Submitted to: Journal of Parasitology
Publication Type: Peer Reviewed Journal
Publication Acceptance Date: 10/8/2001
Publication Date: N/A
Citation: N/A Interpretive Summary: Parasites of the genus Sarcocystis are single-celled organisms. Some species of Sarcocystis cause abortion neurologic diseases, and retard growth of livestock. Sarcocystis canis causes a fatal liver disease in several species of animals including sea mammals. Its life cycle and sources of infection are unknown. Scientists at the Beltsville Agricultural Research Center and University of Barcelona, Spain report the first case of severe hepatitis in a dolphin associated with Sarcocystis canis. This is the first report of this parasite in this host and first report outside of the United States. The results will be of interest to parasitologists, pathologists and biologists.

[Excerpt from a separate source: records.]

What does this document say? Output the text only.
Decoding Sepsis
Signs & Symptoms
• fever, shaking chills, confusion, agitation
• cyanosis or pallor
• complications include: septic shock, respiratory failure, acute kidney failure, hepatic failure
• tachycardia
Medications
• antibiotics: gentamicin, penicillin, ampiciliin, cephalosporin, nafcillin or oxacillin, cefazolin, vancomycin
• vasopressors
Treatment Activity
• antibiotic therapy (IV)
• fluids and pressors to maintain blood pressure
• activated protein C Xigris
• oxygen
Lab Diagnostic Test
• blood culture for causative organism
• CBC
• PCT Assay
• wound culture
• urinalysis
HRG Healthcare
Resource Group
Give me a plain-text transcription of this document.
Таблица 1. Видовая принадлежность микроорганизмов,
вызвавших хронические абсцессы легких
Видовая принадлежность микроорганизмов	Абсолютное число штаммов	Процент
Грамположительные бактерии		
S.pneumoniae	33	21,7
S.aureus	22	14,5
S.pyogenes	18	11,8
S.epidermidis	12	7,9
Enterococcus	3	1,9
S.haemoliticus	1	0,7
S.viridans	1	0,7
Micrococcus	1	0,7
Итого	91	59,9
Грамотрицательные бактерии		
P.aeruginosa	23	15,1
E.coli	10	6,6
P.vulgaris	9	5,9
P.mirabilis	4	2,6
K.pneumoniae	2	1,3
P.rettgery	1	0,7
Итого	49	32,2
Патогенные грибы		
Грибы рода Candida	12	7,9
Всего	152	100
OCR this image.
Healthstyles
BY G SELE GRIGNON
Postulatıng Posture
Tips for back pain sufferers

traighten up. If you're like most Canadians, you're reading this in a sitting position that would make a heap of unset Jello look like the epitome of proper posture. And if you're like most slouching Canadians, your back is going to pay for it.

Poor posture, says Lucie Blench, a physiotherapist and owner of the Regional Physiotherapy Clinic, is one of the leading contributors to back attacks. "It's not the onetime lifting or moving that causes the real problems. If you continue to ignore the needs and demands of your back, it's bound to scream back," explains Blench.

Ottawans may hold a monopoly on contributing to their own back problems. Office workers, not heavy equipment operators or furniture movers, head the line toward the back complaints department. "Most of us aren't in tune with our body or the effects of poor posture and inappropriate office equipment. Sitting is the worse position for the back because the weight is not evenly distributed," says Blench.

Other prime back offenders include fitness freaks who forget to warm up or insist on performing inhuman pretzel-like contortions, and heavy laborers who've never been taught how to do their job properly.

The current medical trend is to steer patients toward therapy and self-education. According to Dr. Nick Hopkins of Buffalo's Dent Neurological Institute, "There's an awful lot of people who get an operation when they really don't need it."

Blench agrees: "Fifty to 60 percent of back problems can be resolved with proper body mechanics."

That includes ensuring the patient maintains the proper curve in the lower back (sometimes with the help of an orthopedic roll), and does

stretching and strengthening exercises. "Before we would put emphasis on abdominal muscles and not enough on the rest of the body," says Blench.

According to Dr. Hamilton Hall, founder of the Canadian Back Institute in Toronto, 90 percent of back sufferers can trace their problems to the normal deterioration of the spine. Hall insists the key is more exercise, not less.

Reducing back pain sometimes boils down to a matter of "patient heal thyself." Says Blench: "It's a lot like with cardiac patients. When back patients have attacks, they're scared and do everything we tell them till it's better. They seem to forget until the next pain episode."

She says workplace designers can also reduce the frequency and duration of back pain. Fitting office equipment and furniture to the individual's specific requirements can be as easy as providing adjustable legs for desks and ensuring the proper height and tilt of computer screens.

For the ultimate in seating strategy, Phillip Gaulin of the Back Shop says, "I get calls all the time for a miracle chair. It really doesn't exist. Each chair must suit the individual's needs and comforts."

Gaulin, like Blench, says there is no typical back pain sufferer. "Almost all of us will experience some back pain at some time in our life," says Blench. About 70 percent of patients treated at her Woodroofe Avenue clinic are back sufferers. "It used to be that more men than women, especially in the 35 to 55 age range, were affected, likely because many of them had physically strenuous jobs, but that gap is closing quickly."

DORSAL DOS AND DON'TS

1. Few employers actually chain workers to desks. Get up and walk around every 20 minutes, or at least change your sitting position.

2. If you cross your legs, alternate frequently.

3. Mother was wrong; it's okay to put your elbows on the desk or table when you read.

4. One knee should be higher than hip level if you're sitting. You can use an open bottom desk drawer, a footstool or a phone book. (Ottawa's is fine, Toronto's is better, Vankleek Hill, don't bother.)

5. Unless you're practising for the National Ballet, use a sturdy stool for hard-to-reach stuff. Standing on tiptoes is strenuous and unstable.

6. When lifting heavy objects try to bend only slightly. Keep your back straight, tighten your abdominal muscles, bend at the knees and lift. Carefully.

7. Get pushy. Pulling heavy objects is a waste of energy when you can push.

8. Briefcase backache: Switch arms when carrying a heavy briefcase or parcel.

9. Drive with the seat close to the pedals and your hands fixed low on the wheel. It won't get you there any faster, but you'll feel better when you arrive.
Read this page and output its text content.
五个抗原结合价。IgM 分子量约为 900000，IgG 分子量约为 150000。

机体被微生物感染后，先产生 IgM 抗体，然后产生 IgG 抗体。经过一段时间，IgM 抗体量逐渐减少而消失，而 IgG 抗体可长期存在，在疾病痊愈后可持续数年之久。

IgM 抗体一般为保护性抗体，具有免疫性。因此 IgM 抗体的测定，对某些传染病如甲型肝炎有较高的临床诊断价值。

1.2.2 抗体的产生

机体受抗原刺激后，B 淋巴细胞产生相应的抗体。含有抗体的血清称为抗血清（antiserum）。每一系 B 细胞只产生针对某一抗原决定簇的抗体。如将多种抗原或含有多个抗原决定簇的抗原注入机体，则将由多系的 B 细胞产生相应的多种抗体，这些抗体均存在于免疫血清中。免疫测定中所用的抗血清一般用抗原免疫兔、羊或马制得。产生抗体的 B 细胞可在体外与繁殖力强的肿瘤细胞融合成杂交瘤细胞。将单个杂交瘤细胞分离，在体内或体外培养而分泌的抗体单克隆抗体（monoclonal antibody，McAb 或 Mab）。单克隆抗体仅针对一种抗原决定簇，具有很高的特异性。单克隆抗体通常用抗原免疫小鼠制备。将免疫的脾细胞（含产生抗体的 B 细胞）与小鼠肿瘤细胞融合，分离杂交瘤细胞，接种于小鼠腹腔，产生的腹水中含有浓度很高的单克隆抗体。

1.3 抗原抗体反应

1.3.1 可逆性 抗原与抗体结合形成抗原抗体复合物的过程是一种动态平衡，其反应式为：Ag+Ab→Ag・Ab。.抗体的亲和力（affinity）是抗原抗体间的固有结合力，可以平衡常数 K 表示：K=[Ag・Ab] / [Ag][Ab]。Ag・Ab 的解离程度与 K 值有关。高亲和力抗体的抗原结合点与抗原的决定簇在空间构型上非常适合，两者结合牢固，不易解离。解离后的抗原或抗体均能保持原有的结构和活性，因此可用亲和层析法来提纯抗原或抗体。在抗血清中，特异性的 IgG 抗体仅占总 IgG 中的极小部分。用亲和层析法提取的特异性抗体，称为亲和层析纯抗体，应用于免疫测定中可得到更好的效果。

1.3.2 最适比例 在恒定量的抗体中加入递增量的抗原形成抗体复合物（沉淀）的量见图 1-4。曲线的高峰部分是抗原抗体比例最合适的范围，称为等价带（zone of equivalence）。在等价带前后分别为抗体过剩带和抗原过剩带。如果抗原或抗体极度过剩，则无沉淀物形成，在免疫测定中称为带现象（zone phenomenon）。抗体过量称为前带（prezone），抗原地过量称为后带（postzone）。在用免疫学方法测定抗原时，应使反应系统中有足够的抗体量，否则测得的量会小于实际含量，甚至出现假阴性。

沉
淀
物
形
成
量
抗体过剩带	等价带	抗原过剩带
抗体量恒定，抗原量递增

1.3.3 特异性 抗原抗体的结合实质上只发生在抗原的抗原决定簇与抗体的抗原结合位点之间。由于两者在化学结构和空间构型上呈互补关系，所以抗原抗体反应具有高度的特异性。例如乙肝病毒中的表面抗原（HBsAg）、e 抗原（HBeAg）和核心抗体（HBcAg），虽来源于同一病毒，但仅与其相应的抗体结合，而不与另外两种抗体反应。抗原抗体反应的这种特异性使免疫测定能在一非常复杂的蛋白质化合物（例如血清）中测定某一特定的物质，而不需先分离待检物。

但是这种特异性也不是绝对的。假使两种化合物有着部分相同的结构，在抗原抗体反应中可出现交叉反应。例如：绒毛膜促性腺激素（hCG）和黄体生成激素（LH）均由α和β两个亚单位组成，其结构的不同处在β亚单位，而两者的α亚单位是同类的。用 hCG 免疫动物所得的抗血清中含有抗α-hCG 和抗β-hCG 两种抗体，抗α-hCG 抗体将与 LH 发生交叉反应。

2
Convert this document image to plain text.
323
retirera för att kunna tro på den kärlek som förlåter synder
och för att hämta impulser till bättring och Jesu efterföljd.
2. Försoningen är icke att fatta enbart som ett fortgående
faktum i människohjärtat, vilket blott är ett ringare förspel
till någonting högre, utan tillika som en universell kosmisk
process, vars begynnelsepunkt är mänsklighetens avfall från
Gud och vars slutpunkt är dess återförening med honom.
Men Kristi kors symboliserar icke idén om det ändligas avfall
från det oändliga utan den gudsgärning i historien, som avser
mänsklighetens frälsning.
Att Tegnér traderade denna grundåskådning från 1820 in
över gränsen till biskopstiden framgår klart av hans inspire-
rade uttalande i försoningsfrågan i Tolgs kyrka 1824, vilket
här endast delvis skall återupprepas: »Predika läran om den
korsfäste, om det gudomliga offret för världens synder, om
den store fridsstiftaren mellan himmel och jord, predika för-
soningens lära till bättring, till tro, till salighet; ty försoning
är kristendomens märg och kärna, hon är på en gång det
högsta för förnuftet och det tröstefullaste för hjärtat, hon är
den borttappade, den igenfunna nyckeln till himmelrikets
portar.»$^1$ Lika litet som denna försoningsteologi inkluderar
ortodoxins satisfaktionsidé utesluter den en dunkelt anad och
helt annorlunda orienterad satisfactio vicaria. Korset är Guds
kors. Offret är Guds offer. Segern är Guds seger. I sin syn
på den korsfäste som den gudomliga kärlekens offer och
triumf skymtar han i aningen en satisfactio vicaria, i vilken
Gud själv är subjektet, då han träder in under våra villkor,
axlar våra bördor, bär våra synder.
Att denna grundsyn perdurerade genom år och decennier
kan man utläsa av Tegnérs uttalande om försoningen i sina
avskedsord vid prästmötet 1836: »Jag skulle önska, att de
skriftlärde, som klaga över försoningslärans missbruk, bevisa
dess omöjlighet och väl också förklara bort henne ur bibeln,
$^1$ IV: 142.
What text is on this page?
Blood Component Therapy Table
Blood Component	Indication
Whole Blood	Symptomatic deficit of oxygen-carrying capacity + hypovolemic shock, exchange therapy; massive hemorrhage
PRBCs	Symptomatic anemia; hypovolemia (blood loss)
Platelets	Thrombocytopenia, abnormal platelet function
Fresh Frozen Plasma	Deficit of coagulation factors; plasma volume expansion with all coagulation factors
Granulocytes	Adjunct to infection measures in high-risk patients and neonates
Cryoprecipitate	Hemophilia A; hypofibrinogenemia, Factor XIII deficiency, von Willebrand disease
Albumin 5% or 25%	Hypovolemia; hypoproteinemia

Technical Abstract: Fatal hepatic sarcocystosis was diagnosed in a striped dolphin (Stenella coeruleoalba) from the northeastern Spanish Mediterranean coast, based on pathologic findings, and the microscopic and ultrastructural characteristics of the intralesional parasite. Main gross lesions were icterus, subcutaneous hemorrhages, and hepatic congestion. The most prominent microscopic lesions consisted of severe acute multifocal to coalescing necrotizing hepatitis with cholestasis and intralesional protozoa. There was severe chronic pancreatitis with generalized distension of pancreatic ducts by hyaline plugs and adult trematodes. Only asexual stages of the protozoa were found. The parasite in the liver divided by endopolygeny. Schizonts varied in shape and size. Mature schizonts had merozoites randomly arranged or budding peripherally around a central residual body. Schizonts were up to 22 m long and merozoites were up to 6 m long. Ultrastructurally, merozoites lacked rhoptries. This parasite failed to react by immunohistochemistry with anti-Toxoplasma gondii, anti-Neospora caninum and anti-Sarcocystis neurona antibodies. The microscopic and ultrastructural morphology of the parasite were consistent with Sarcocystis canis, so far described only from animals in the U.S. The life cycle and source of S. canis are unknown. The present report of S. canis-like infection in a sea mammal from Spain indicates that the definitive host for this parasite also exists outside of U.S.